McNeil Nutritionals, a Johnson & Johnson company that markets Splenda, was not pleased with the results and requested an independent detailed review of the report. Lo and behold, it concluded that the 2008 Duke study was “not scientifically rigorous and is deficient in several critical areas that preclude reliable interpretation of the study results.”


The Big Claims Of Pomegranate Juice

Pomegranate-peddlers POM Wonderful has reportedly poured over $35 million into research looking into the health benefits of drinking pomegranate juice. The findings of the studies were used to bolster their advertising campaigns that depicted pomegranate juice as a healthy beverage, even suggesting their pomegranate supplement pills could help treat many serious diseases.

However, a handful of their claims were “false and unsubstantiated,” in the words of the US government’s Federal Trade Commission (FTC). A chain of warning letters, cease and desist orders, and complaints by the FTC finally amounted to an official court order to stop POM making serious health claims about their products unless it was confirmed by scientists in two randomized human trials.

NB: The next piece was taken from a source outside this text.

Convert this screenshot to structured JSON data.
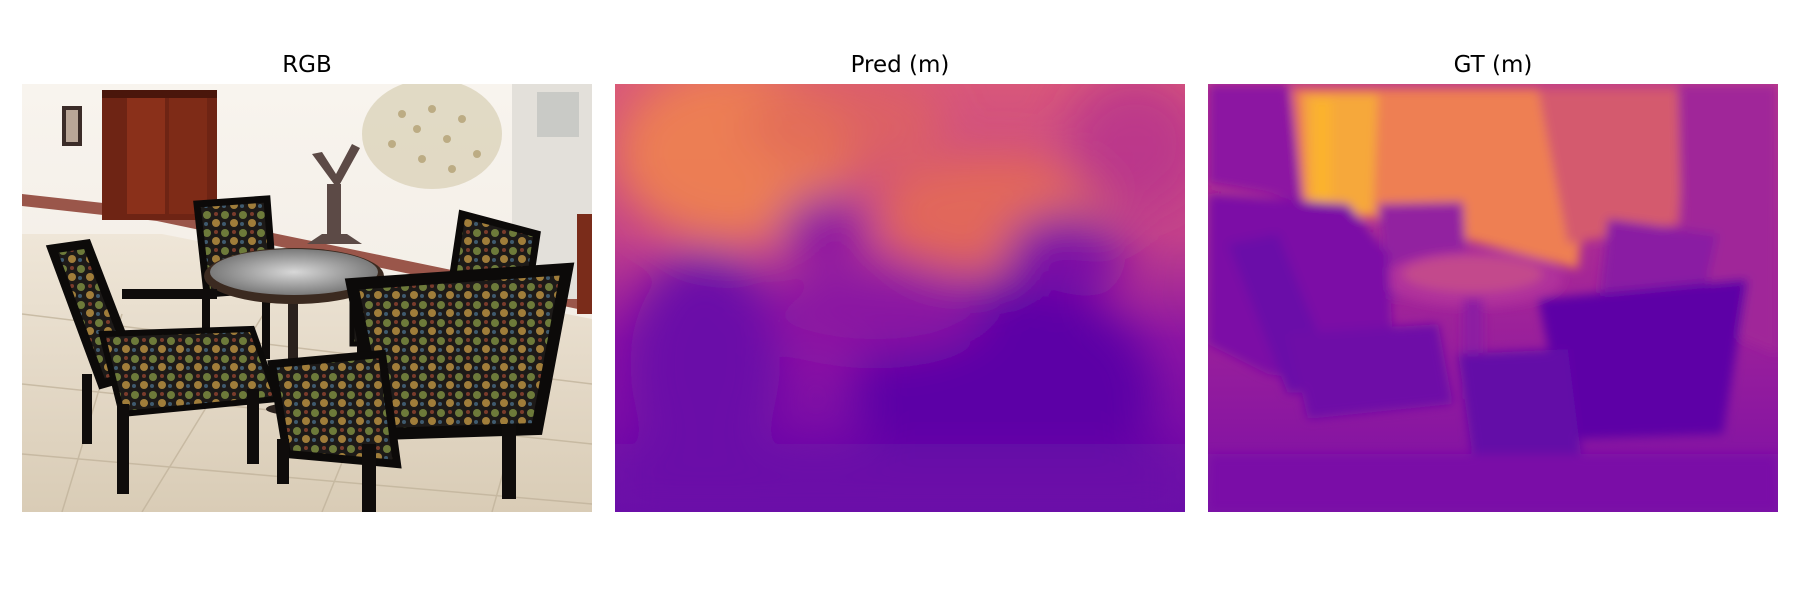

“POM had not substantiated any of its disease claims with positive results from even one well-controlled clinical trial,” the FTC said in a statement in May 2014. “POM knew that its target consumers would pay a premium if they believed that these products would combat the diseases they feared most, including heart disease and prostate cancer.”


POM denied any wrongdoing and argued its big claims were legitimately supported by science. They appealed the decision, but the ruling was upheld in 2016.

Big Cheese

Last year, a massively publicized study loudly proclaimed eating cheese and other dairy products does not increase one's risk of heart attacks and strokes. One headline even read: “A piece of cheese a day keeps the doctor away.”

In notes of the study, it states that the research was “partly funded by an unrestricted grant from the Global Dairy Platform, Dairy Research Institute, and Dairy Australia.” If you take a look at the “Conflict of Interest” section, you’ll see that researchers are affiliated with a bunch of companies in the dairy industry, including the Dutch Dairy Association, the Danish Dairy Research Foundation, and the Dairy Council. Other researchers served as consultants or advisors to food industry giants like McDonald’s, Nestlé, and McCain's.


Coca-Cola Hydrates Humans

In 2013, a study looked to see how caffeinated, non-caffeinated, caloric, and non-caloric drinks affected hydration levels. However, they discovered “no differences” between all the different drinks when they looked at the participants' hydration levels, as well as the electrolytes present in their pee. That includes the caloric and caffeinated cola featured in the study.

Remember, always check the small print. In the study’s acknowledgment section it notes: “Supported by a grant from The Coca-Cola Company.”